Search code examples
encodingcharacter-encodingasciilatin

Character set vs codepage layout


1) Can anyone explain me why the ASCII and Latin-1 table is once in the chapter Character Set and once under Code page layout? I am fine if both terms are interchangbly used, but this is still inconsistent, or am I missing something?

2) Are ASCII and Latin-1 fully compatible? 0x00 to 0x1F don't seem to be defined in Latin-1, why?

enter image description here

enter image description here


Solution

  • A character set is a set of notional writing system concepts, such as capital Fraktur Z, line feed, or bicycle symbol. These include typographic style variations that have significant contexts for usage (e.g. mathematics) but not typical typeface (font) variations.

    Each codepoint in a character set is an element in a mapping between the "character" and an integer.

    A character encoding is an algorithm to convert between a codepoint in the character set and a sequence of one or more code units in the character encoding. Code units are integers. Integers wider than one byte have a byte order (endianness). A code unit is serialized to a sequence of bytes for streaming or storage.
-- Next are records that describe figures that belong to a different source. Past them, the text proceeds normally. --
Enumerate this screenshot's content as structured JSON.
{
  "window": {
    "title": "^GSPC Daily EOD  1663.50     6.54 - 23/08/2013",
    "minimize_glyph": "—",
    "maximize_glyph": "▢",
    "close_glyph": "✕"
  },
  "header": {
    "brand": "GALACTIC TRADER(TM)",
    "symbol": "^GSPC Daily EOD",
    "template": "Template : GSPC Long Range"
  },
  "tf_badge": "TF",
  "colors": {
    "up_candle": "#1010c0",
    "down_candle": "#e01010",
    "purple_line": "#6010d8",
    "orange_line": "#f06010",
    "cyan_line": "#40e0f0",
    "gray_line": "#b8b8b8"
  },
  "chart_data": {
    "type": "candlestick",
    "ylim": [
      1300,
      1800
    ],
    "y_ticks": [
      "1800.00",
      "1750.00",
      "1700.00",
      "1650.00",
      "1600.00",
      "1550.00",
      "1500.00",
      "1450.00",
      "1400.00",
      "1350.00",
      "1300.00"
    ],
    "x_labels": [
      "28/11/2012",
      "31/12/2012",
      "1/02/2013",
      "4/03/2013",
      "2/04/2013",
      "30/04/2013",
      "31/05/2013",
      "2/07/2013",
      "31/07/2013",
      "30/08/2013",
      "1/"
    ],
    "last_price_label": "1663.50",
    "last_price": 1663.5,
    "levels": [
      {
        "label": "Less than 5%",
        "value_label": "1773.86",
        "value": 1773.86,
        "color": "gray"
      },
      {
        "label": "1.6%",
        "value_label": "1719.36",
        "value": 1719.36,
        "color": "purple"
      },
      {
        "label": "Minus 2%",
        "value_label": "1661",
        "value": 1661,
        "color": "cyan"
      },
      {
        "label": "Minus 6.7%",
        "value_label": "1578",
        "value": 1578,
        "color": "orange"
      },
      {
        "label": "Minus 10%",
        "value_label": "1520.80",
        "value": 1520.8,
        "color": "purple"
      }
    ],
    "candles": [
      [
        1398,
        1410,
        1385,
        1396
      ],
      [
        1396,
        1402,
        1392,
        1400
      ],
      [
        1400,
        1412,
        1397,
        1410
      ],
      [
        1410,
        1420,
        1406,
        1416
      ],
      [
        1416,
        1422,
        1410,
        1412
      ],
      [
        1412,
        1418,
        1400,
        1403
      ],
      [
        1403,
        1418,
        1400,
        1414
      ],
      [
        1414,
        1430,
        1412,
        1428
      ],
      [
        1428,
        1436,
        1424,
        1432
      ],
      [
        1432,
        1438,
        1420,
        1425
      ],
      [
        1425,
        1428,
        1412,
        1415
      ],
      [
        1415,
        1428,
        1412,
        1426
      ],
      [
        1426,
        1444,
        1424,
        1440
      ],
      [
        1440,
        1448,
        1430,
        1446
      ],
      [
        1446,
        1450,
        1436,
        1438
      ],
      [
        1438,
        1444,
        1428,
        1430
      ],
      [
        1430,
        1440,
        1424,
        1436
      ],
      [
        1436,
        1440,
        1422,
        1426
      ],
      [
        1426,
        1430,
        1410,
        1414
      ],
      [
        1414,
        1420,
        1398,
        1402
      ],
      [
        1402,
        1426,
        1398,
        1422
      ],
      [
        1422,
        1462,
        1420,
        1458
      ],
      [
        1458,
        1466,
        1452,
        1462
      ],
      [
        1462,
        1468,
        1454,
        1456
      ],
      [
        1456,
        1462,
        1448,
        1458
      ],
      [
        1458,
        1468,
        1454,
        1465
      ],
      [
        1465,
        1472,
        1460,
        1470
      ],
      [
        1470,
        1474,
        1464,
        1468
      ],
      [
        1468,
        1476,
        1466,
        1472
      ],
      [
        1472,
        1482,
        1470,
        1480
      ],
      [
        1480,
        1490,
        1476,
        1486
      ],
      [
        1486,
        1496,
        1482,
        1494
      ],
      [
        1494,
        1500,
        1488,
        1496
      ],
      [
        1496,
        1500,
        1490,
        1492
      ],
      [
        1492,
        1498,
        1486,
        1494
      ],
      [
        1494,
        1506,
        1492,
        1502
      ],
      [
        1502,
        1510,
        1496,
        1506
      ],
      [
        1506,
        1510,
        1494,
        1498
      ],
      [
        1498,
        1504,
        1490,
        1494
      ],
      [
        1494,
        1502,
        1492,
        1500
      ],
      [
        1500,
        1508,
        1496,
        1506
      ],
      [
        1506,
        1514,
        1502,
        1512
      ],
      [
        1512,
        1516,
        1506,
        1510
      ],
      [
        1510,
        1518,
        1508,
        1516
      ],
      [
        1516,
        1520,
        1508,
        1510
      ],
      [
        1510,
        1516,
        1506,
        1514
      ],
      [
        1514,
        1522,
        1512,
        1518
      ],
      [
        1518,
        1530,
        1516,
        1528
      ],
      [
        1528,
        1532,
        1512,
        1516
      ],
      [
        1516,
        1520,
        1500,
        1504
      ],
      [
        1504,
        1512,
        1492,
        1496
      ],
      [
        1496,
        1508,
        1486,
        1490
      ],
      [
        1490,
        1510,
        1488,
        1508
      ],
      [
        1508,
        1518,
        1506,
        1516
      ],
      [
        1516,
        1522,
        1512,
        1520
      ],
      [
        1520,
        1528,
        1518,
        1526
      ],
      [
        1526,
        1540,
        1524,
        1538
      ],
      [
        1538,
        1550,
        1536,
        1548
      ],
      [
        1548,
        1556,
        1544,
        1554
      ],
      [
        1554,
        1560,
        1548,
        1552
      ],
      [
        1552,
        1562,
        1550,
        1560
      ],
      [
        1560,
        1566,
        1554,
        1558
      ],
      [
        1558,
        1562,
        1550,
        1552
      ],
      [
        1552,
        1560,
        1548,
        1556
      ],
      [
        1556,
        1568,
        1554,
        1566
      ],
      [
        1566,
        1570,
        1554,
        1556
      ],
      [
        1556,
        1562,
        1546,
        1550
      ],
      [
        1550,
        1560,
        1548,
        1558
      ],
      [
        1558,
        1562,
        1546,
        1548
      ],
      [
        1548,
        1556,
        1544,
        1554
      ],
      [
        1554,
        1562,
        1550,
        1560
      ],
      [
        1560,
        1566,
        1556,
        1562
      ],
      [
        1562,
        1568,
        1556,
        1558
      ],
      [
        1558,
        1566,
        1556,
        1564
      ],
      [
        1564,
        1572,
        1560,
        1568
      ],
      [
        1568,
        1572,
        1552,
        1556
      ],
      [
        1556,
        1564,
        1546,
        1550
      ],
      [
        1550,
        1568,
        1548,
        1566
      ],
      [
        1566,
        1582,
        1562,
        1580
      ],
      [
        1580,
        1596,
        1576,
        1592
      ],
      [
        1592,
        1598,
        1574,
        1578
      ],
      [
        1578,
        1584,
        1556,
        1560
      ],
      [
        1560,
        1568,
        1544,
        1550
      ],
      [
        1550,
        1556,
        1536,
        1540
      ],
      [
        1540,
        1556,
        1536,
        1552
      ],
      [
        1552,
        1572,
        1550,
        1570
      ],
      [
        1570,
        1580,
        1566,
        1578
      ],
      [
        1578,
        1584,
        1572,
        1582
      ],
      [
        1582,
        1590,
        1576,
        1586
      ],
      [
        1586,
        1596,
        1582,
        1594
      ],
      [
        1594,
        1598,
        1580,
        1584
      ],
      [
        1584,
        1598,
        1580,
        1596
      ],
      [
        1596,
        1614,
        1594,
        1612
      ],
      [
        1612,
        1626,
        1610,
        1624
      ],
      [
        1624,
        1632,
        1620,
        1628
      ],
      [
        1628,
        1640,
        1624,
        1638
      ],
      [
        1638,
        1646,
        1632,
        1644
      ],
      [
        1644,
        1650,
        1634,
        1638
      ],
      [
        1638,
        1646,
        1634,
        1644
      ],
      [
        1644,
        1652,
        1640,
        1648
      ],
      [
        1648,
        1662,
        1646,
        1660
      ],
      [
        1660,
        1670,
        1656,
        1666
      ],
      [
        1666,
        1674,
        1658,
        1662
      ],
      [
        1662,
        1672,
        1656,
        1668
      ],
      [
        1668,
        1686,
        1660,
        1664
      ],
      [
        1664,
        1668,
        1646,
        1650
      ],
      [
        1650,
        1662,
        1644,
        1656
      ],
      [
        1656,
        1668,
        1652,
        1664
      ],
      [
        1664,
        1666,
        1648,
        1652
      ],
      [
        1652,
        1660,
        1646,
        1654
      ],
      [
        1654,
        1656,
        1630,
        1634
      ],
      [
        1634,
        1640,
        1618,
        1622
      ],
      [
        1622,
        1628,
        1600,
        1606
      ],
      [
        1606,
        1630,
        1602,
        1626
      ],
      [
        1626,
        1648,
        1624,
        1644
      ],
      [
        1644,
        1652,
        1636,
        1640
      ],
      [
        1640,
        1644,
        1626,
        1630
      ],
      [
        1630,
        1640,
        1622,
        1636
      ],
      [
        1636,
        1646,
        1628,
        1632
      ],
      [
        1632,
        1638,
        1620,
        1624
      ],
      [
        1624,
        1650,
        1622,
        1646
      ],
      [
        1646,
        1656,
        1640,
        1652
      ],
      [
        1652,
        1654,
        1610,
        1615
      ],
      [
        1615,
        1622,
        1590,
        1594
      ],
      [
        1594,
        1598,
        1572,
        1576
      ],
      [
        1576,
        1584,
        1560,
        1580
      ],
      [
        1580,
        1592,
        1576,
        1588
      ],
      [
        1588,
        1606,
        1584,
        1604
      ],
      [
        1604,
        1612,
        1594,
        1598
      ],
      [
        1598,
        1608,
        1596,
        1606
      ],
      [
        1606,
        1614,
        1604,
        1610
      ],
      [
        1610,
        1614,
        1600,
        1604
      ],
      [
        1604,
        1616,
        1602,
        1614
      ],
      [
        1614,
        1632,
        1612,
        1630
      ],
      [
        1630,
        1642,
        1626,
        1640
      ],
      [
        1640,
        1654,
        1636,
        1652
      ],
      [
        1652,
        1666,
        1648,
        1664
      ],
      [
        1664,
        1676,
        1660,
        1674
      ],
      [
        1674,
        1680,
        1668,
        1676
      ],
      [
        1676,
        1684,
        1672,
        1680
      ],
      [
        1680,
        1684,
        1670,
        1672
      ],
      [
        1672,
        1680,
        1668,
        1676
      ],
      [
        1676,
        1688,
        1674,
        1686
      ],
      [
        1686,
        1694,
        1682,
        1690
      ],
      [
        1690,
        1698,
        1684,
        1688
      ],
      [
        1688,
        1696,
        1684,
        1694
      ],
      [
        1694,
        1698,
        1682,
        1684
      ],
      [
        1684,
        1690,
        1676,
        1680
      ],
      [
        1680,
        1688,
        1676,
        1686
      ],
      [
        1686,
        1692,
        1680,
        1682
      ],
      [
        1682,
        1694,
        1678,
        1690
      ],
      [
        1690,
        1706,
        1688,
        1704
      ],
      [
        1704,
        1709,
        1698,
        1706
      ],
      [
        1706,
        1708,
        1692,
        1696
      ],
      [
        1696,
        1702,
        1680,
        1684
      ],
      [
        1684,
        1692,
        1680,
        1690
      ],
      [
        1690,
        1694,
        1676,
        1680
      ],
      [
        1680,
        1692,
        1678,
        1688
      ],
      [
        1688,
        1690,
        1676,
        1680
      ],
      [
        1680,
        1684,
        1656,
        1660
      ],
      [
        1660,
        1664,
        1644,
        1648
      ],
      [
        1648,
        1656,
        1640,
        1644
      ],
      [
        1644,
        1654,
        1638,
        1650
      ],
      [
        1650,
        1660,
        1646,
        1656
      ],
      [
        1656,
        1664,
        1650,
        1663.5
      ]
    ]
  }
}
Character encoding functions often map both steps at once: between a codepoint and bytes.

    Many character sets have one character encoding. Many character encodings have single-byte code units. This makes them easy to present with the concepts of codepoint, code unit and byte collapses as well as character set and character encoding collapsed.

    This all has a long history. Terminology, focus and standards have evolved. The context can be a clue as to what is meant. "Code page" is/was often used when identifying a particular extension to ASCII. In some original standards, only the differences or extensions were documented. Vendor libraries often filled in gaps in the character sets so they would be completely defined over 256 codepoints. When the Unicode character set was being developed, transcoding tables between Unicode and other character set were accepted from vendors. This effectively standardized some character set to 256 codepoints. (You can see the Unicode codepoint in hexadecimal in your tables.)

    ASCII and Latin-1 (effectively the same as ISO 8859-1) are compatible in a limited sense: The first 128 codepoints and code unit values are the same. ISO-8859-1 is the IANA preferred name for this standard when supplemented with the C0 and C1 control codes from ISO/IEC 6429. Nobody likes a mess like that. That's why the members of Unicode just took the characters sets as they were used in the field when creating mappings between Unicode and other character sets.